Treatment of toxic hepatitis
First of all, the treatment of toxic hepatitis involves the most complete elimination of contact with the toxic substance. Patients are prescribed strict bed rest. If toxins penetrate through the digestive tract, gastric lavage is performed before starting drug therapy. Further, in order to remove poison from the body, patients with toxic hepatitis may be advised to take adsorbents, drip infusion of electrolyte solutions, and in case of severe liver damage, blood purification (plasmapheresis or hemosorption).
To activate the process of eliminating toxic substances during the treatment of hepatitis, choleretic drugs can be used, and in case of mushroom poisoning, antidotes can be used. In order to maintain liver function, vitamin therapy is carried out using B vitamins and ascorbic acid.
Diagnostics
Diagnosis of toxic hepatitis includes instrumental and laboratory methods that are also used in identifying other acute and chronic liver lesions. During the first medical consultation, a physical examination and history taking are performed. In most cases, this allows you to get a rough idea of the reasons that triggered the development of toxic hepatitis.
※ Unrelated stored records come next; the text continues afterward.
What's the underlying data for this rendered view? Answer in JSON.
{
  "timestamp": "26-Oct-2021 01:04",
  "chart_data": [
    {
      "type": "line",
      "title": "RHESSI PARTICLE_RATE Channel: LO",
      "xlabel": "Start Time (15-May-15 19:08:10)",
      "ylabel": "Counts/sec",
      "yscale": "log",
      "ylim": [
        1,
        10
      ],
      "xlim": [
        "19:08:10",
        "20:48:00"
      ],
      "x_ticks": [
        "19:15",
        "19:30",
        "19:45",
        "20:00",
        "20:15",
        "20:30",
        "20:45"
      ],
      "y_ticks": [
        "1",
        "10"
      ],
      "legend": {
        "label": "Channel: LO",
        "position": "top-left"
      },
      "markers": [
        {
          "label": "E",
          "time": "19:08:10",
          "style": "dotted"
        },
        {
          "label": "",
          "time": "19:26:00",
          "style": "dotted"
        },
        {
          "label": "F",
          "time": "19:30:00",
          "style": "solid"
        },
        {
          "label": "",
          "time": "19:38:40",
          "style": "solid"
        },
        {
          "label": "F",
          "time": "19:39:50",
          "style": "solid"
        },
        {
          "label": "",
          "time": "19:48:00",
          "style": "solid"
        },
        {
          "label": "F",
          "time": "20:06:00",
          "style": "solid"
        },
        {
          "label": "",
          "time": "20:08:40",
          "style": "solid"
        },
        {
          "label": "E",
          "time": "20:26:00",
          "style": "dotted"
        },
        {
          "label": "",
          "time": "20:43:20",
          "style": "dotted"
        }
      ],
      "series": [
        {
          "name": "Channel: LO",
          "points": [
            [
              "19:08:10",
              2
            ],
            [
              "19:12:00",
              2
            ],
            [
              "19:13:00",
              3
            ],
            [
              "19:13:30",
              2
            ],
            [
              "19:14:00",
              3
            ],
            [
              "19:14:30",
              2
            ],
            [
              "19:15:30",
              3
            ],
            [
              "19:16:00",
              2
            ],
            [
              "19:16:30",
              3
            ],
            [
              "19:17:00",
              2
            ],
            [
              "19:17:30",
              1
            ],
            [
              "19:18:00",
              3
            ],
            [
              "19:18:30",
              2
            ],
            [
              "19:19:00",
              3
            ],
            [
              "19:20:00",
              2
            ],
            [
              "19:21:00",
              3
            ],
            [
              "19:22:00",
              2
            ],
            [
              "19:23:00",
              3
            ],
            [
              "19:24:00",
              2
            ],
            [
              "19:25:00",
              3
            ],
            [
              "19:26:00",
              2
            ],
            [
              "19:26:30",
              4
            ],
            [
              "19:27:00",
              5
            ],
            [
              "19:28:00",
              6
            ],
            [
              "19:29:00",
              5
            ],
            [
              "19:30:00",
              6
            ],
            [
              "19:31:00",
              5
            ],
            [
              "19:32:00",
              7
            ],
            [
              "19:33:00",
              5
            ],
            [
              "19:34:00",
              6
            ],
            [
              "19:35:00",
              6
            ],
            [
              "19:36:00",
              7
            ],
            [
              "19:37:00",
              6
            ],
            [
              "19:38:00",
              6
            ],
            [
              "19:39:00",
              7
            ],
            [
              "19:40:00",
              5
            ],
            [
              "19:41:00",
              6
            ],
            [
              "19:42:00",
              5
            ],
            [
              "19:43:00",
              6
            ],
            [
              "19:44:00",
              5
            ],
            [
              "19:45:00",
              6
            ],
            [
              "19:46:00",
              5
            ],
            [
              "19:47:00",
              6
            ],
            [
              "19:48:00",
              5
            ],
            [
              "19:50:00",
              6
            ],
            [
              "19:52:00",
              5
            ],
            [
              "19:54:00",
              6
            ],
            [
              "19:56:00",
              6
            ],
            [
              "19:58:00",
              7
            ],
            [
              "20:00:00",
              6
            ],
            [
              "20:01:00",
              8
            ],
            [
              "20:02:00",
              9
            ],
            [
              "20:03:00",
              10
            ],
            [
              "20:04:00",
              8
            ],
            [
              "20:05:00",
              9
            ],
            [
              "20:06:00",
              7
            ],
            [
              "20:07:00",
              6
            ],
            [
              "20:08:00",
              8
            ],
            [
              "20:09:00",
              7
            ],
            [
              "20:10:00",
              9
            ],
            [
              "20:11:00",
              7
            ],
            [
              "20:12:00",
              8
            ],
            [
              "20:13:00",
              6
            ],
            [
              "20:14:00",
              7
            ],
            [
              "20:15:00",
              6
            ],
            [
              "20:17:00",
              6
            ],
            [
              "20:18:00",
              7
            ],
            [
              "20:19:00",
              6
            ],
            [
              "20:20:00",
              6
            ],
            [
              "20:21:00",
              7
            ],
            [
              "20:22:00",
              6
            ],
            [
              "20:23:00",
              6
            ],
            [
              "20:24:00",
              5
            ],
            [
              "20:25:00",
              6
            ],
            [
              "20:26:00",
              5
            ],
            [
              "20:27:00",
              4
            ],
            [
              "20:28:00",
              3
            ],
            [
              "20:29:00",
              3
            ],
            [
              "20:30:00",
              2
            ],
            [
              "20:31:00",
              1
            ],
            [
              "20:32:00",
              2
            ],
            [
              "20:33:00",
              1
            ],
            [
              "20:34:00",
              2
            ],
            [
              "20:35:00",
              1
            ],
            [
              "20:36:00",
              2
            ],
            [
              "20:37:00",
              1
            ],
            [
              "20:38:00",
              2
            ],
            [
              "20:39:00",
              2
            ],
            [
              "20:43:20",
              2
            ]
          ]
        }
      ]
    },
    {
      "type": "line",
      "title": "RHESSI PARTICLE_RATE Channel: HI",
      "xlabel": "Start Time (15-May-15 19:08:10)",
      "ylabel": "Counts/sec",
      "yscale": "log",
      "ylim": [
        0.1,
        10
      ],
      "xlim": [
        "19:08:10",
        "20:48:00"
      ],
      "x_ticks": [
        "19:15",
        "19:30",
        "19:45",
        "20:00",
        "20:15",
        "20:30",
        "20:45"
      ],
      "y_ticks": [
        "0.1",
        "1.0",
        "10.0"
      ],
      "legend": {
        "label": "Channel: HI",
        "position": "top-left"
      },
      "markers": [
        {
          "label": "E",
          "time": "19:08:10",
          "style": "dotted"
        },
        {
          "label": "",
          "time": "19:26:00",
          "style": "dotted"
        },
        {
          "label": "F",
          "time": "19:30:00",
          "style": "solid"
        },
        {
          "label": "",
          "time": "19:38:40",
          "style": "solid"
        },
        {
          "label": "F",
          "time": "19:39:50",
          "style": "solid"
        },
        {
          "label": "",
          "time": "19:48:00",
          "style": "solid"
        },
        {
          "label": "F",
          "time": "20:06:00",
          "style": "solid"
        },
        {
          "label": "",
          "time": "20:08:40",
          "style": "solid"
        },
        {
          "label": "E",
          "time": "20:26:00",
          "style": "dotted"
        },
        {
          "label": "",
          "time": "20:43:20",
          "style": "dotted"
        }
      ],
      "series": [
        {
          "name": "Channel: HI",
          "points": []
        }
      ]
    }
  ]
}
Laboratory methods for diagnosing liver damage:
- biochemical blood test - determination of the level of direct, indirect and total bilirubin, alkaline phosphatase, AlT and AST and γ-GTP;
- coagulogram - prescribed to assess the state of the hemostatic system;
- general blood and urine tests;
- tests to exclude the presence of other forms of hepatitis.
Instrumental diagnostic techniques:
- Ultrasound of the abdominal organs;
- liver scintigraphy;
- MRI;
- laparoscopic examination with targeted puncture biopsy of the liver.